Inmates were able to obtain their own intelligence on when another selection process was imminent, and a frantic operation took place to dye the hair of grey haired inmates using a mixture comprising margarine, powdered stone and oak bark retrieved from the building operations to which some of the inmates had been sent. In this way a number of grey haired inmates avoided being sent for extermination. One of the older inmates, aged 50, was called Leopoldine Sasso: she had hair that was not merely grey but had gone completely white. Later Käthe Smudits would marry Leopoldine Sasso's son.

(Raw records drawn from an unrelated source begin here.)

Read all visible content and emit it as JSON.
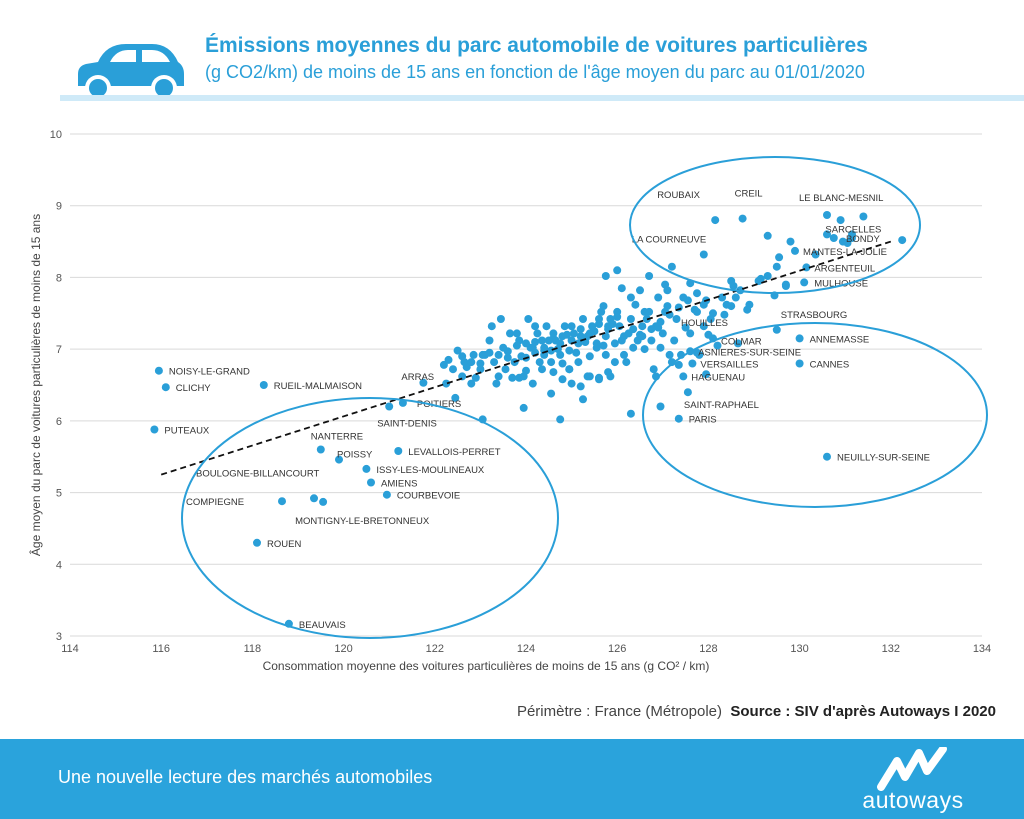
{
  "header": {
    "title": "Émissions moyennes du parc automobile de voitures particulières",
    "subtitle": "(g CO2/km) de moins de 15 ans en fonction de l'âge moyen du parc au 01/01/2020",
    "car_icon": "car-icon"
  },
  "source": {
    "perimeter": "Périmètre : France (Métropole)",
    "source_label": "Source : SIV d'après Autoways  I  2020"
  },
  "footer": {
    "tagline": "Une nouvelle lecture des marchés automobiles",
    "brand": "autoways"
  },
  "colors": {
    "accent": "#2a9fd8",
    "point": "#2a9fd8",
    "footer_bg": "#2aa3dc",
    "trend": "#111111"
  },
  "chart_data": {
    "type": "scatter",
    "xlabel": "Consommation moyenne des voitures particulières de moins de 15 ans (g CO² / km)",
    "ylabel": "Âge moyen du parc de voitures particulières de moins de 15 ans",
    "xlim": [
      114,
      134
    ],
    "ylim": [
      3,
      10
    ],
    "xticks": [
      114,
      116,
      118,
      120,
      122,
      124,
      126,
      128,
      130,
      132,
      134
    ],
    "yticks": [
      3,
      4,
      5,
      6,
      7,
      8,
      9,
      10
    ],
    "grid": "horizontal",
    "trendline": {
      "x": [
        116,
        132
      ],
      "y": [
        5.25,
        8.5
      ]
    },
    "labeled_points": [
      {
        "label": "NOISY-LE-GRAND",
        "x": 115.95,
        "y": 6.7
      },
      {
        "label": "CLICHY",
        "x": 116.1,
        "y": 6.47
      },
      {
        "label": "PUTEAUX",
        "x": 115.85,
        "y": 5.88
      },
      {
        "label": "RUEIL-MALMAISON",
        "x": 118.25,
        "y": 6.5
      },
      {
        "label": "ARRAS",
        "x": 121.75,
        "y": 6.53
      },
      {
        "label": "POITIERS",
        "x": 121.3,
        "y": 6.25
      },
      {
        "label": "SAINT-DENIS",
        "x": 121.0,
        "y": 6.2
      },
      {
        "label": "NANTERRE",
        "x": 119.5,
        "y": 5.6
      },
      {
        "label": "POISSY",
        "x": 119.9,
        "y": 5.46
      },
      {
        "label": "LEVALLOIS-PERRET",
        "x": 121.2,
        "y": 5.58
      },
      {
        "label": "ISSY-LES-MOULINEAUX",
        "x": 120.5,
        "y": 5.33
      },
      {
        "label": "BOULOGNE-BILLANCOURT",
        "x": 119.35,
        "y": 4.92
      },
      {
        "label": "AMIENS",
        "x": 120.6,
        "y": 5.14
      },
      {
        "label": "COURBEVOIE",
        "x": 120.95,
        "y": 4.97
      },
      {
        "label": "COMPIEGNE",
        "x": 118.65,
        "y": 4.88
      },
      {
        "label": "MONTIGNY-LE-BRETONNEUX",
        "x": 119.55,
        "y": 4.87
      },
      {
        "label": "ROUEN",
        "x": 118.1,
        "y": 4.3
      },
      {
        "label": "BEAUVAIS",
        "x": 118.8,
        "y": 3.17
      },
      {
        "label": "ROUBAIX",
        "x": 128.15,
        "y": 8.8
      },
      {
        "label": "CREIL",
        "x": 128.75,
        "y": 8.82
      },
      {
        "label": "LE BLANC-MESNIL",
        "x": 130.6,
        "y": 8.87
      },
      {
        "label": "SARCELLES",
        "x": 131.4,
        "y": 8.85
      },
      {
        "label": "BONDY",
        "x": 131.15,
        "y": 8.55
      },
      {
        "label": "LA COURNEUVE",
        "x": 127.9,
        "y": 8.32
      },
      {
        "label": "MANTES-LA-JOLIE",
        "x": 129.9,
        "y": 8.37
      },
      {
        "label": "ARGENTEUIL",
        "x": 130.15,
        "y": 8.14
      },
      {
        "label": "MULHOUSE",
        "x": 130.1,
        "y": 7.93
      },
      {
        "label": "STRASBOURG",
        "x": 129.5,
        "y": 7.27
      },
      {
        "label": "HOUILLES",
        "x": 127.75,
        "y": 7.52
      },
      {
        "label": "ANNEMASSE",
        "x": 130.0,
        "y": 7.15
      },
      {
        "label": "COLMAR",
        "x": 128.1,
        "y": 7.15
      },
      {
        "label": "ASNIERES-SUR-SEINE",
        "x": 127.6,
        "y": 6.97
      },
      {
        "label": "VERSAILLES",
        "x": 127.65,
        "y": 6.8
      },
      {
        "label": "CANNES",
        "x": 130.0,
        "y": 6.8
      },
      {
        "label": "HAGUENAU",
        "x": 127.45,
        "y": 6.62
      },
      {
        "label": "SAINT-RAPHAEL",
        "x": 127.55,
        "y": 6.4
      },
      {
        "label": "PARIS",
        "x": 127.35,
        "y": 6.03
      },
      {
        "label": "NEUILLY-SUR-SEINE",
        "x": 130.6,
        "y": 5.5
      }
    ],
    "points": [
      [
        122.3,
        6.85
      ],
      [
        122.5,
        6.98
      ],
      [
        122.7,
        6.75
      ],
      [
        122.9,
        6.6
      ],
      [
        123.1,
        6.92
      ],
      [
        123.3,
        6.82
      ],
      [
        123.5,
        7.02
      ],
      [
        123.7,
        6.6
      ],
      [
        123.9,
        6.9
      ],
      [
        124.1,
        7.02
      ],
      [
        124.3,
        6.82
      ],
      [
        124.5,
        7.12
      ],
      [
        124.7,
        7.0
      ],
      [
        124.9,
        7.2
      ],
      [
        125.1,
        6.95
      ],
      [
        125.3,
        7.1
      ],
      [
        125.5,
        7.25
      ],
      [
        125.7,
        7.05
      ],
      [
        125.9,
        7.35
      ],
      [
        126.1,
        7.12
      ],
      [
        126.3,
        7.42
      ],
      [
        126.5,
        7.2
      ],
      [
        126.7,
        7.52
      ],
      [
        126.9,
        7.3
      ],
      [
        127.1,
        7.6
      ],
      [
        127.3,
        7.42
      ],
      [
        127.5,
        7.3
      ],
      [
        127.7,
        7.55
      ],
      [
        127.9,
        7.62
      ],
      [
        128.1,
        7.5
      ],
      [
        128.3,
        7.72
      ],
      [
        128.5,
        7.6
      ],
      [
        128.7,
        7.82
      ],
      [
        128.9,
        7.62
      ],
      [
        129.1,
        7.95
      ],
      [
        129.3,
        8.02
      ],
      [
        129.5,
        8.15
      ],
      [
        129.7,
        7.88
      ],
      [
        122.6,
        6.62
      ],
      [
        122.8,
        6.52
      ],
      [
        123.0,
        6.72
      ],
      [
        123.2,
        7.12
      ],
      [
        123.4,
        6.62
      ],
      [
        123.6,
        6.97
      ],
      [
        123.8,
        7.22
      ],
      [
        124.0,
        6.7
      ],
      [
        124.2,
        7.32
      ],
      [
        124.4,
        6.92
      ],
      [
        124.6,
        7.22
      ],
      [
        124.8,
        6.8
      ],
      [
        125.0,
        7.32
      ],
      [
        125.2,
        7.18
      ],
      [
        125.4,
        6.9
      ],
      [
        125.6,
        7.42
      ],
      [
        125.8,
        7.32
      ],
      [
        126.0,
        7.52
      ],
      [
        126.2,
        6.82
      ],
      [
        126.4,
        7.62
      ],
      [
        126.6,
        7.0
      ],
      [
        126.8,
        6.72
      ],
      [
        127.0,
        7.22
      ],
      [
        127.2,
        6.82
      ],
      [
        127.4,
        6.92
      ],
      [
        127.6,
        7.22
      ],
      [
        127.8,
        6.92
      ],
      [
        128.0,
        7.2
      ],
      [
        128.2,
        7.05
      ],
      [
        128.4,
        7.62
      ],
      [
        128.6,
        7.72
      ],
      [
        123.25,
        7.32
      ],
      [
        123.45,
        7.42
      ],
      [
        123.65,
        7.22
      ],
      [
        123.85,
        7.12
      ],
      [
        124.05,
        7.42
      ],
      [
        124.25,
        7.22
      ],
      [
        124.45,
        7.32
      ],
      [
        124.65,
        7.12
      ],
      [
        124.85,
        7.32
      ],
      [
        125.05,
        7.22
      ],
      [
        125.25,
        7.42
      ],
      [
        125.45,
        7.32
      ],
      [
        125.65,
        7.52
      ],
      [
        125.85,
        7.42
      ],
      [
        126.05,
        7.32
      ],
      [
        126.25,
        7.22
      ],
      [
        126.45,
        7.12
      ],
      [
        126.65,
        7.42
      ],
      [
        126.85,
        7.32
      ],
      [
        127.05,
        7.52
      ],
      [
        127.25,
        7.12
      ],
      [
        123.35,
        6.52
      ],
      [
        123.55,
        6.72
      ],
      [
        123.75,
        6.82
      ],
      [
        123.95,
        6.62
      ],
      [
        124.15,
        6.52
      ],
      [
        124.35,
        6.72
      ],
      [
        124.55,
        6.82
      ],
      [
        124.75,
        6.92
      ],
      [
        124.95,
        6.72
      ],
      [
        125.15,
        6.82
      ],
      [
        125.35,
        6.62
      ],
      [
        125.55,
        7.02
      ],
      [
        125.75,
        6.92
      ],
      [
        125.95,
        6.82
      ],
      [
        126.15,
        6.92
      ],
      [
        126.35,
        7.02
      ],
      [
        126.55,
        7.32
      ],
      [
        126.75,
        7.12
      ],
      [
        126.95,
        7.02
      ],
      [
        127.15,
        6.92
      ],
      [
        122.25,
        6.52
      ],
      [
        122.45,
        6.32
      ],
      [
        122.65,
        6.82
      ],
      [
        122.85,
        6.92
      ],
      [
        123.05,
        6.92
      ],
      [
        123.95,
        6.18
      ],
      [
        124.55,
        6.38
      ],
      [
        125.85,
        6.62
      ],
      [
        126.85,
        6.62
      ],
      [
        127.35,
        6.78
      ],
      [
        124.15,
        7.02
      ],
      [
        124.35,
        7.12
      ],
      [
        124.55,
        6.98
      ],
      [
        124.75,
        7.08
      ],
      [
        124.95,
        6.98
      ],
      [
        125.15,
        7.08
      ],
      [
        125.35,
        7.18
      ],
      [
        125.55,
        7.08
      ],
      [
        125.75,
        7.18
      ],
      [
        125.95,
        7.08
      ],
      [
        126.15,
        7.18
      ],
      [
        126.35,
        7.28
      ],
      [
        126.55,
        7.18
      ],
      [
        126.75,
        7.28
      ],
      [
        126.95,
        7.38
      ],
      [
        127.15,
        7.48
      ],
      [
        127.35,
        7.58
      ],
      [
        127.55,
        7.68
      ],
      [
        127.75,
        7.78
      ],
      [
        127.95,
        7.68
      ],
      [
        122.2,
        6.78
      ],
      [
        122.4,
        6.72
      ],
      [
        122.6,
        6.9
      ],
      [
        122.8,
        6.82
      ],
      [
        123.0,
        6.8
      ],
      [
        123.2,
        6.95
      ],
      [
        123.4,
        6.92
      ],
      [
        123.6,
        6.88
      ],
      [
        123.8,
        7.05
      ],
      [
        124.0,
        7.08
      ],
      [
        124.2,
        7.1
      ],
      [
        124.4,
        7.02
      ],
      [
        124.6,
        7.15
      ],
      [
        124.8,
        7.18
      ],
      [
        125.0,
        7.12
      ],
      [
        125.2,
        7.28
      ],
      [
        125.4,
        7.22
      ],
      [
        125.6,
        7.35
      ],
      [
        125.8,
        7.28
      ],
      [
        126.0,
        7.45
      ],
      [
        124.6,
        6.68
      ],
      [
        124.8,
        6.58
      ],
      [
        125.0,
        6.52
      ],
      [
        125.2,
        6.48
      ],
      [
        125.4,
        6.62
      ],
      [
        125.6,
        6.58
      ],
      [
        125.8,
        6.68
      ],
      [
        124.0,
        6.88
      ],
      [
        124.2,
        6.95
      ],
      [
        124.4,
        6.98
      ],
      [
        126.0,
        8.1
      ],
      [
        125.75,
        8.02
      ],
      [
        126.7,
        8.02
      ],
      [
        127.2,
        8.15
      ],
      [
        126.1,
        7.85
      ],
      [
        127.05,
        7.9
      ],
      [
        126.3,
        7.72
      ],
      [
        126.5,
        7.82
      ],
      [
        126.9,
        7.72
      ],
      [
        127.6,
        7.92
      ],
      [
        125.7,
        7.6
      ],
      [
        126.6,
        7.52
      ],
      [
        127.9,
        7.32
      ],
      [
        128.35,
        7.48
      ],
      [
        129.45,
        7.75
      ],
      [
        128.55,
        7.88
      ],
      [
        128.85,
        7.55
      ],
      [
        128.05,
        7.42
      ],
      [
        127.1,
        7.82
      ],
      [
        127.45,
        7.72
      ],
      [
        124.75,
        6.02
      ],
      [
        125.6,
        6.6
      ],
      [
        124.95,
        6.72
      ],
      [
        123.85,
        6.6
      ],
      [
        123.05,
        6.02
      ],
      [
        125.25,
        6.3
      ],
      [
        126.3,
        6.1
      ],
      [
        127.75,
        6.95
      ],
      [
        126.95,
        6.2
      ],
      [
        127.95,
        6.65
      ],
      [
        130.95,
        8.5
      ],
      [
        131.15,
        8.6
      ],
      [
        131.05,
        8.48
      ],
      [
        130.75,
        8.55
      ],
      [
        130.6,
        8.6
      ],
      [
        129.8,
        8.5
      ],
      [
        129.3,
        8.58
      ],
      [
        129.55,
        8.28
      ],
      [
        130.35,
        8.32
      ],
      [
        129.15,
        7.98
      ],
      [
        130.9,
        8.8
      ],
      [
        132.25,
        8.52
      ],
      [
        128.5,
        7.95
      ],
      [
        129.7,
        7.9
      ],
      [
        128.65,
        7.08
      ]
    ]
  }
}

On 28 April 1945, Smudits was among the inmates sent out by the camp authorities on a so-called death march towards the camp at Bergen-Belsen to the west. This was a response by the German authorities to the seemingly unstoppable advance from the east of the Soviet forces which were already fighting their way into the suburbs of Berlin. On the first night of the march Käthe and her friend Mizzi Bosch managed to escape, after which they made their way on foot back towards Vienna. Their first experience of Vienna was anything but welcoming, however, when the two of them were thrown off a tram by the conductor because they had no money for a ticket. Mizzi Bosch died a year later as a result of the torture she had suffered in the camp.

==After the war==
After the liberation Käthe Smudits remained in Vienna. In 1946 she married Josef Sasso, like her a surviving resistance activist. The marriage produced three children. Later they moved out of the city and settled in Lower Austria.

From the 1990s, Sasso made herself available as a surviving contemporary witness with regard to her experiences of National Socialism. On 5 May 2008, and again on 27 January 2013, she addressed commemoration rallies held in Vienna's Heldenplatz ("Heroes' Square") in the context of Holocaust commemoration events.

Sasso died on 14 April 2024, at the age of 98.